Saro Lerwick - Design and Development

Design and Development

Air Ministry Specification R.1/36 was issued in March 1936 to several companies that had experience in building flying boats. The specification was for a flying boat to replace the Royal Air Force's Saro London, Supermarine Stranraer and Short Singapore biplane flying boats, for anti-submarine, convoy escort and reconnaissance.

An order was placed for a prototype of Blackburn's radical response to the specification - the Blackburn B-20 - but this would only be delivered in 1940. Meanwhile, a contract was issued in June 1937 to buy 21 of Saunders-Roe's proposed aircraft - the S.36 Lerwick - even though this only existed on paper. The Lerwick was a compact twin-engined, high-winged monoplane of all-metal construction. It had a conventional flying boat hull with a planing bottom and two stabilising floats carried under the wings on long struts. It was powered by two Bristol Hercules engines and initially had twin fins and rudders. For defense, the Lerwick was equipped with three powered Gun turrets. The nose turret had a Vickers K gun; the other two had Browning machine guns - two guns in the FN.8 turret in the dorsal position and four in the Nash & Thomson FN4.A turret at the tail. The offensive weapons - 2000 lb (900 kg) of bombs or depth charges - were carried in two streamlined nacelles behind the engines; a configuration shared by the Martin PBM Mariner.

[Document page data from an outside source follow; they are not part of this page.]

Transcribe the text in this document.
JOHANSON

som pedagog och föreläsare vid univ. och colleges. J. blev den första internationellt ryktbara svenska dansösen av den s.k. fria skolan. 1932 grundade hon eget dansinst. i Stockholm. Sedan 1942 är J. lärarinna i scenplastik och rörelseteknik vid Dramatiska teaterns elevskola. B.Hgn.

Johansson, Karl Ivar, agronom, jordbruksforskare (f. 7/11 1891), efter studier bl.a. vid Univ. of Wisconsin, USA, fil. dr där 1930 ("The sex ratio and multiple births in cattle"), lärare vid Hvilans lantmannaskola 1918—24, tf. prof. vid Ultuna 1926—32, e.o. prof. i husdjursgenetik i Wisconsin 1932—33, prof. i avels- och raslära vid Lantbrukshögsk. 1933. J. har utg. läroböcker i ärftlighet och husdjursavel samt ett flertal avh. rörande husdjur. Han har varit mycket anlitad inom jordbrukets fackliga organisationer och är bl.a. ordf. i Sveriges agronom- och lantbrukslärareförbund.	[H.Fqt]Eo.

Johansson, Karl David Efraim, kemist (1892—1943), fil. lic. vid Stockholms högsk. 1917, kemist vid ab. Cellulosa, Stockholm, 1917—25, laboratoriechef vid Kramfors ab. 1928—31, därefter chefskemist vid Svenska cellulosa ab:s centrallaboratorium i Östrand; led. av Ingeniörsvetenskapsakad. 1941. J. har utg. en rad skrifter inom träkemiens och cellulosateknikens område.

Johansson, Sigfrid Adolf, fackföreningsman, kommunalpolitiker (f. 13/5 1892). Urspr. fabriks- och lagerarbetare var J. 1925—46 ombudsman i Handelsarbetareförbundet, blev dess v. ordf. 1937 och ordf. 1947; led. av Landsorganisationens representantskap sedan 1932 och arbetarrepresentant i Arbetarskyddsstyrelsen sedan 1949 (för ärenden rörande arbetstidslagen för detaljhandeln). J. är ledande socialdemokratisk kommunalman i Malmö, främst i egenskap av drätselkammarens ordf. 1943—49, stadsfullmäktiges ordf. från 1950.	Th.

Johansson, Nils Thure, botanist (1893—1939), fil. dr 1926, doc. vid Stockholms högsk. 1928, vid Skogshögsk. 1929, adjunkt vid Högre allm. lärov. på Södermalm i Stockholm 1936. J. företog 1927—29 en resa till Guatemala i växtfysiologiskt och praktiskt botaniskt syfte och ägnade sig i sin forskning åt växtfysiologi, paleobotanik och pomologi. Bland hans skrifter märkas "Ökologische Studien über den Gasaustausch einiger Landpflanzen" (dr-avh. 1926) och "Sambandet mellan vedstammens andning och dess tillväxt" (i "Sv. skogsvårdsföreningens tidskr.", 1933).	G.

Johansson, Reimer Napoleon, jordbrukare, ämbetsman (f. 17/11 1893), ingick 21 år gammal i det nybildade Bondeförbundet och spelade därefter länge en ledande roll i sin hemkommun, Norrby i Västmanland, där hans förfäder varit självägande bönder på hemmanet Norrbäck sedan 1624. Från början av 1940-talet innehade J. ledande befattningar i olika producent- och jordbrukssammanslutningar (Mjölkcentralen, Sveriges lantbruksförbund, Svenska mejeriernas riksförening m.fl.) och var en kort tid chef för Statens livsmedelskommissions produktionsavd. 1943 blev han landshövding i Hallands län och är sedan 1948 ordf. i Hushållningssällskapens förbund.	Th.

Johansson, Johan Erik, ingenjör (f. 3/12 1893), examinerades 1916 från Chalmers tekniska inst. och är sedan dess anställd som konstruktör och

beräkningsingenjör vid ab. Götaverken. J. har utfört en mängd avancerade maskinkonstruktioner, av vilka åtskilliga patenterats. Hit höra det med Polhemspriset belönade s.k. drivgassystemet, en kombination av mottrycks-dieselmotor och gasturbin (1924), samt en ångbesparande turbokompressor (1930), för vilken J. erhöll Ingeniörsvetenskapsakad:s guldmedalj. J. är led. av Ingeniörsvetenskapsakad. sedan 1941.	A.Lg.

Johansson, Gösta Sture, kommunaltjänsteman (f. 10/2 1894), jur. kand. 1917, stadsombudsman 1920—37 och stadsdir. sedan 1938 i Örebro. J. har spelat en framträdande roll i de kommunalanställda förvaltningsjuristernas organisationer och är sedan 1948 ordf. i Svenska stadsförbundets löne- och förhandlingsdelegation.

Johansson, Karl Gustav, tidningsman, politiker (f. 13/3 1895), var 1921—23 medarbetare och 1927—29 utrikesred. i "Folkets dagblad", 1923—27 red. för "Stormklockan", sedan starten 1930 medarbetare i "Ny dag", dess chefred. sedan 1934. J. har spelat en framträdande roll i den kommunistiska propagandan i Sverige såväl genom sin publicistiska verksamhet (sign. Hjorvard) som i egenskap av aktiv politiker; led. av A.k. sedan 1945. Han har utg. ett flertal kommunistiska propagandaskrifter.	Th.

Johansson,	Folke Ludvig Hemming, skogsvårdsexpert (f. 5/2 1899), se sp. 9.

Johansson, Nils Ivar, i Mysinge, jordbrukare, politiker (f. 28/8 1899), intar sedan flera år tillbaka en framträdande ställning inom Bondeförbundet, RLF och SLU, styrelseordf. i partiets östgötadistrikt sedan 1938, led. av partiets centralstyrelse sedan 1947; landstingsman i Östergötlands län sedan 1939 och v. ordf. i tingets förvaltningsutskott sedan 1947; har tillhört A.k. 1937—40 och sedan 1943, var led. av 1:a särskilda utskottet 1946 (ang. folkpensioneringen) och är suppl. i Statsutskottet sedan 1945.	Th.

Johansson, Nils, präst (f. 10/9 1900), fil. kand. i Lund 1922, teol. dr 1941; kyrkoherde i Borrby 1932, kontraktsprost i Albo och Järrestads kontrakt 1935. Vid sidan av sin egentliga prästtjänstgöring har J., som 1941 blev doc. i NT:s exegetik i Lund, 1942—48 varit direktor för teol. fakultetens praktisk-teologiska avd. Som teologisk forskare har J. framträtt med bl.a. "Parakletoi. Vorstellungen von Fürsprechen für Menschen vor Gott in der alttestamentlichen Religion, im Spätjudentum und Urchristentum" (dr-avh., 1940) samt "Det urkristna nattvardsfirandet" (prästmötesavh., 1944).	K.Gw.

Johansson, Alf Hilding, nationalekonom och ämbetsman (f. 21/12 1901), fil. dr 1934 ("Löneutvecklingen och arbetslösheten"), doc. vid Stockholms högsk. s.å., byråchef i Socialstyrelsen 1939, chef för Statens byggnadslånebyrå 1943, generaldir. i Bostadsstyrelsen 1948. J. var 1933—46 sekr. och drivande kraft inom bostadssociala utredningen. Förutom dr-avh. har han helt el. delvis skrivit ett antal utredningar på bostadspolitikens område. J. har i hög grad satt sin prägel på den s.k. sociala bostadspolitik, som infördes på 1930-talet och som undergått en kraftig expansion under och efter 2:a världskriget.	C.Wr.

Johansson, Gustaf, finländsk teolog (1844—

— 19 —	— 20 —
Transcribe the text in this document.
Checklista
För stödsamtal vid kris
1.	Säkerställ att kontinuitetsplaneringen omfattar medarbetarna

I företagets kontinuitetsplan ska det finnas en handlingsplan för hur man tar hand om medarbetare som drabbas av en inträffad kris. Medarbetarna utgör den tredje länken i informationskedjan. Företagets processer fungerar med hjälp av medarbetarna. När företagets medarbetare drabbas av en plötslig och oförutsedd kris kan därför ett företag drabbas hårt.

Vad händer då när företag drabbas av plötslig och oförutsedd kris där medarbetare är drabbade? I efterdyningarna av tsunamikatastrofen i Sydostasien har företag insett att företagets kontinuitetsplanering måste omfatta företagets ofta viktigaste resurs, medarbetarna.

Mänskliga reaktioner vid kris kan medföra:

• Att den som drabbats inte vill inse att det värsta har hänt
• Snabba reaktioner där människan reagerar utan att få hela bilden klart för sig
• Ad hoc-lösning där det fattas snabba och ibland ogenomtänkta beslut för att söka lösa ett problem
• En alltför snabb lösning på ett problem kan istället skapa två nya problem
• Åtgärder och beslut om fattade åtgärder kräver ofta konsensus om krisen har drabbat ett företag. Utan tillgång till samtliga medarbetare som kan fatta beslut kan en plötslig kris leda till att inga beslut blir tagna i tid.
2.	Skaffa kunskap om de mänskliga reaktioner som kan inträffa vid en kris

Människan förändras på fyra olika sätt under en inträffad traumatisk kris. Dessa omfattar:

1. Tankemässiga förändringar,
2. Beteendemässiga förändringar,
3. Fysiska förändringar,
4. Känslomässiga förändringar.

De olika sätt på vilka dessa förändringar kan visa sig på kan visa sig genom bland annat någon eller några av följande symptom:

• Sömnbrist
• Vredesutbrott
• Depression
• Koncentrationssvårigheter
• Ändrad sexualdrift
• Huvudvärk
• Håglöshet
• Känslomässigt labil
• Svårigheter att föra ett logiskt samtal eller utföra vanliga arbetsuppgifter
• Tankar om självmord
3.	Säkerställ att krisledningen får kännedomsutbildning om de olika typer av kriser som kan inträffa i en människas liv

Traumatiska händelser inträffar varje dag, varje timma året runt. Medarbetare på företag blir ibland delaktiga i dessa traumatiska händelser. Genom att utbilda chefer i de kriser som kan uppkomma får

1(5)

The first three aircraft were used as prototypes, with the first being launched on 31 October 1938 after numerous delays during design and construction. The Lerwick was immediately found to be unstable aerodynamically and on the water and not suited to "hands off" flying, a major problem in an aircraft designed for long-range patrols. Numerous adjustments, including the addition of a greatly enlarged single fin and increasing the wing incidence, failed to remedy its undesirable characteristics, which included a vicious stall and unsatisfactory rates of roll and yaw. In service, several aircraft would be lost because of wing floats breaking off, suggesting this was a structural weakness. Persistent problems with the aircraft's hydraulics would see the bomb doors sometimes dropping open during flight

On one engine, the Lerwick could not maintain height, nor could it maintain a constant heading as the controls couldn't counter the torque of one engine on maximum power. Thus, an engine failure would inevitably see the aircraft flying in slowly descending circles. On one occasion, the loss of an engine forced a Lerwick to make an emergency landing in the Caledonian Canal. The aircraft was then towed to Oban at the end of a string of coal barges.